In other words, the different forms of discrimination, which tend to fuel each other intersectionality and, in practice, affect certain women, become real obstacles to taking advantage of public policies that, in theory, could benefit them.
The causality between socioeconomic and health inequalities runs in both directions: Notwithstanding the historical structural impact of harmful colonial legacies, tremendous social injustice, and profound socioeconomic inequities 3the Region of the Americas, and Latin America in particular, enjoyed macroeconomic growth for much of the period —, characterized by a reduction in poverty, extreme poverty, and inequality in income distribution—a period that has come to be known as the temporary window of the Millennium Development Goals MDGs.
As documented in this publication and its preceding edition 7the Region consolidated undeniable gains in health, meeting several of the targets set for MDG 4 child mortalityMDG 6 incidence of infection with the human immunodeficiency virus [HIV], tuberculosisand MDG 7 access to safe drinking water.
Despite the impressive overall improvements, a regional look at health through the window of the MDGs paints a different and more troubling picture when examined through the lens of equity.
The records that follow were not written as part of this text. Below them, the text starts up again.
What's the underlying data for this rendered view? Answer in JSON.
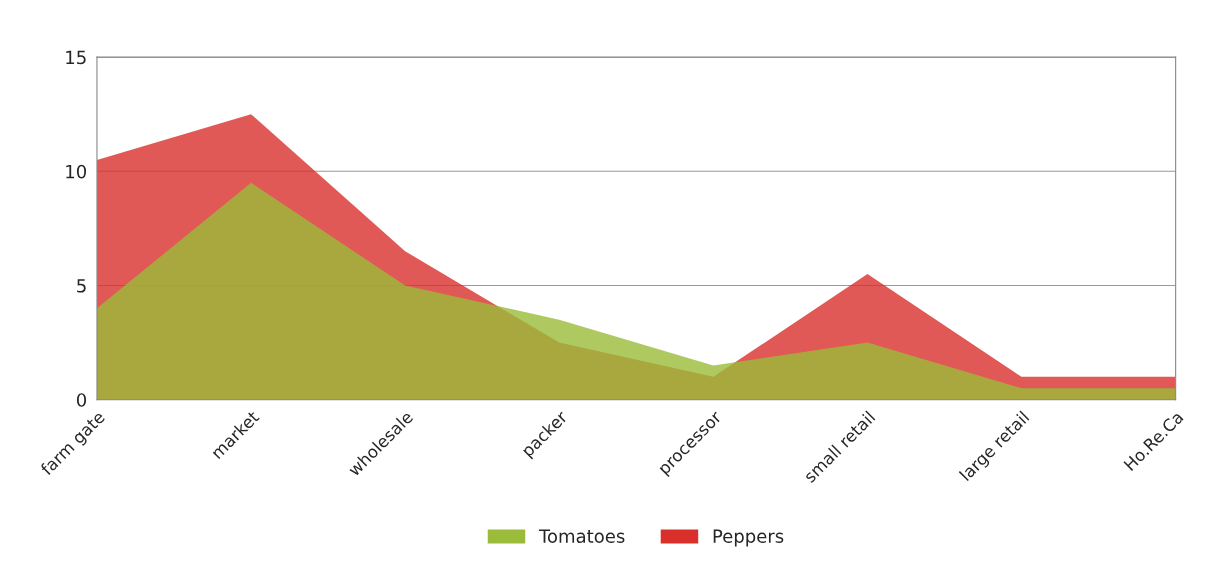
{
  "chart_data": {
    "type": "area",
    "categories": [
      "farm gate",
      "market",
      "wholesale",
      "packer",
      "processor",
      "small retail",
      "large retail",
      "Ho.Re.Ca"
    ],
    "series": [
      {
        "name": "Tomatoes",
        "color": "#9bbb3a",
        "values": [
          4,
          9.5,
          5,
          3.5,
          1.5,
          2.5,
          0.5,
          0.5
        ]
      },
      {
        "name": "Peppers",
        "color": "#d9302c",
        "values": [
          10.5,
          12.5,
          6.5,
          2.5,
          1,
          5.5,
          1,
          1
        ]
      }
    ],
    "ylim": [
      0,
      15
    ],
    "yticks": [
      0,
      5,
      10,
      15
    ],
    "grid": "y",
    "legend": "bottom"
  }
}
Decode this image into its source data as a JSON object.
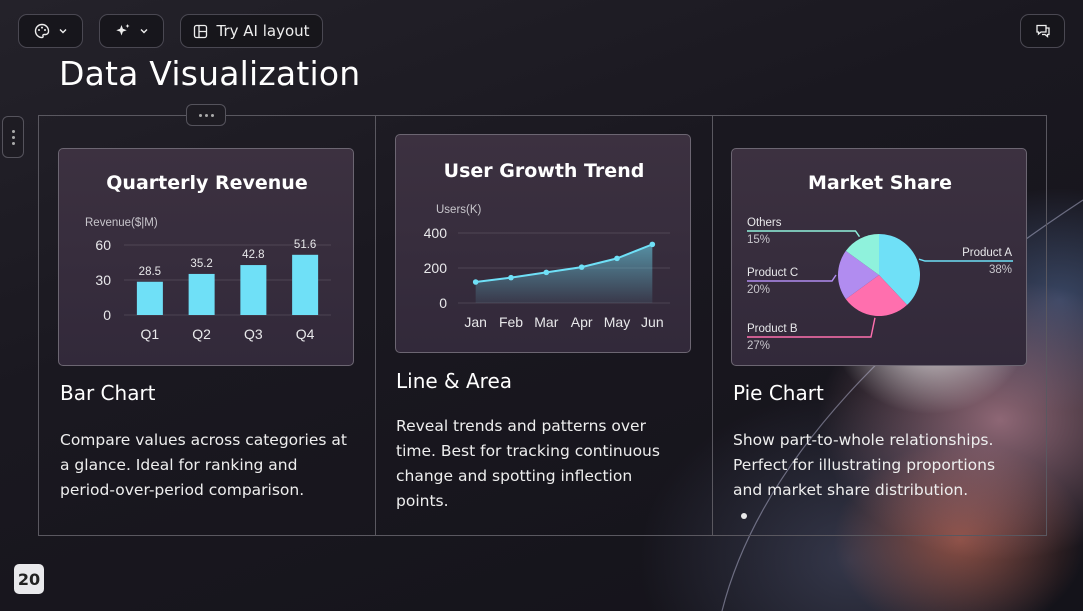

Achievement of——or progress toward——the health-related MDGs has not generally been accompanied by a systematic reduction in social inequalities in health, especially relative inequality, which tends to be the most sensitive indicator for determining the impact of policies targeting population segments at greatest social disadvantage to ensure that no one is left behind.
An eloquent—and dramatic—example is illustrated for MDG 5 maternal mortality in Figure 1, which looks at the maternal mortality situation through the lens of equity. Inequalities in maternal mortality in the Americas, by human development quartiles in the MDG period — Prepared by the authors using WHO data in the public domain.